Germany is Europe’s largest and strongest economy, however on the world scale, it now ranks as the fourth largest economy in terms of nominal GDP. Germany’s economy is known for its exports of machinery, vehicles, household equipment, and chemicals. Germany has a skilled labor force, but the economy is facing countless of challenges in the coming years ranging from Brexit to the refugee crisis. The size of its nominal GDP is $3.42 trillion, while its GDP in terms of purchasing power parity is $4.13 trillion. Germany’s GDP (PPP) per capita is $49,814, and the economy has moved at a moderate pace of 1-2% in recent years and is forecasted to stay that way.
5. United Kingdom
The United Kingdom, with a $2.5 trillion GDP, is currently the world’s fifth largest. Its GDP in terms of PPP is slightly higher at $2.91 trillion while its GDP (PPP) per capita is $44,001. The economy of the UK is primarily driven by services, as the sector contributes more than 75% of the GDP. With agriculture contributing a minimal 1%, manufacturing is the second most important contributor to GDP. Although agriculture is not a major contributor to GDP, 60% of the U.K.’s food needs is produced domestically, even though less than 2% of its labor force is employed in the sector.
India is the sixth largest economy in the world with a nominal GDP of $2.45 trillion. The country ranks third in GDP in terms of purchasing power parity at $9.49 trillion. The country’s high population drags its GDP (PPP) per capita down to $1,850. India’s GDP is still highly dependent on agriculture (17%), compared to western countries.

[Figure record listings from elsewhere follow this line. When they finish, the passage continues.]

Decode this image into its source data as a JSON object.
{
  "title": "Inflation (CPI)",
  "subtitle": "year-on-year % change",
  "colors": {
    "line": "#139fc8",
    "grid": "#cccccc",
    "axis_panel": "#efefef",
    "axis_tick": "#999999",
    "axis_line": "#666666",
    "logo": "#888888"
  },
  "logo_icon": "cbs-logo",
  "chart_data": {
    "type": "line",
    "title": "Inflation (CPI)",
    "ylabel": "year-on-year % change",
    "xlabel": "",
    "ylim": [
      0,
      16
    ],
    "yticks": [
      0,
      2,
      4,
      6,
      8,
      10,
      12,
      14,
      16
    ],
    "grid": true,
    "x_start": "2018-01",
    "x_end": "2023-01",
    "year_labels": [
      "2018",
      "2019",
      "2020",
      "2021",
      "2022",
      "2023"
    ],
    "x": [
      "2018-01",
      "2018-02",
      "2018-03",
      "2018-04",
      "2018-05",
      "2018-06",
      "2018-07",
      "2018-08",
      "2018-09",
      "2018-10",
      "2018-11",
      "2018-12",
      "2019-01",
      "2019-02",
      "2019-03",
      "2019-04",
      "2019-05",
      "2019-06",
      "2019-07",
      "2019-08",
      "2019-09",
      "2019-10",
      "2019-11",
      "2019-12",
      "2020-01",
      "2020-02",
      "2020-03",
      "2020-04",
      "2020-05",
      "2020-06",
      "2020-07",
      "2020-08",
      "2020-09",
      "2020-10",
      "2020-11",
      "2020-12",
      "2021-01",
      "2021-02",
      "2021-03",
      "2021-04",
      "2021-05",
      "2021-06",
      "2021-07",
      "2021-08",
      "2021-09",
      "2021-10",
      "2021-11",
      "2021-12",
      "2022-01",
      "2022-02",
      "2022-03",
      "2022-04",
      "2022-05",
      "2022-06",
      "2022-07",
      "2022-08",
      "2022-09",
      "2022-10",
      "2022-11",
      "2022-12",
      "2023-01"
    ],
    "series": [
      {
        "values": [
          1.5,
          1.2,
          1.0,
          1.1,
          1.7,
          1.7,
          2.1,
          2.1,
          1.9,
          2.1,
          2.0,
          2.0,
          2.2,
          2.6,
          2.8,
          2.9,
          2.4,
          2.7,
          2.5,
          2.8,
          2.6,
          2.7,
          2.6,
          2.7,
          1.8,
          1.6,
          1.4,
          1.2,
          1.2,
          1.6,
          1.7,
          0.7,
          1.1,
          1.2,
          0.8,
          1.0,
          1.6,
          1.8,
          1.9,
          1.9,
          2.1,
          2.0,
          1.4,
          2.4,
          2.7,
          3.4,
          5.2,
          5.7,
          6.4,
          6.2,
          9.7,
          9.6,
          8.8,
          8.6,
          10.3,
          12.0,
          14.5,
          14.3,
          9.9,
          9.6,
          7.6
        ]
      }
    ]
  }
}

France, the most visited country in the world, is now the seventh largest economies with a nominal GDP of $2.42 trillion. Its GDP in terms of purchasing power parity is around $2.83 trillion. France has a low poverty rate and high standard of living, which is reflected in its GDP (PPP) per capita of $43,652. The country is among the top exporters and importers in the world. France has experienced a slowdown over the past few years and the government is under immense pressure to rekindle the economy, as well as combat high unemployment.
With its $2.14 trillion economy, Brazil now ranks as the eight largest economy by nominal GDP. The Brazilian economy has developed services, manufacturing, and agricultural sectors, with each sector contributing around 68%, 26%, and 6% respectively. Brazil is one of the BRIC countries, and was projected to continue to be one of the fastest growing economies in the world. However, the recession in 2015 caused Brazil to go from seventh to ninth place in the world economies ranking, with a negative growth rate of 3.6% (2016).
Italy’s $1.81 trillion economy is the world’s ninth largest in terms of nominal GDP. Italy is among the prominent economies of the Eurozone, but it has been impacted by the debt crisis in the region. The economy suffers from a huge public debt estimated to be about 133% of GDP, and its banking system is close to a collapse and in need of a bailout/bail-in. The economy is also facing high unemployment, but saw a positive economic growth in 2014 (0.1%) for the first time since 2011, which is projected to continue.
Canada took over Russia to feature as the tenth largest economy in 2015. It’s $1.6 trillion is expected to touch $1.9 trillion by 2022, maintaining its lead over Russia. Canada has a highly service-oriented economy, and has had solid growth in manufacturing as well as in the oil and petroleum sector since the Second World War. However, the country is very exposed to commodity prices, and the decline in oil prices kept the economic growth relatively depressed.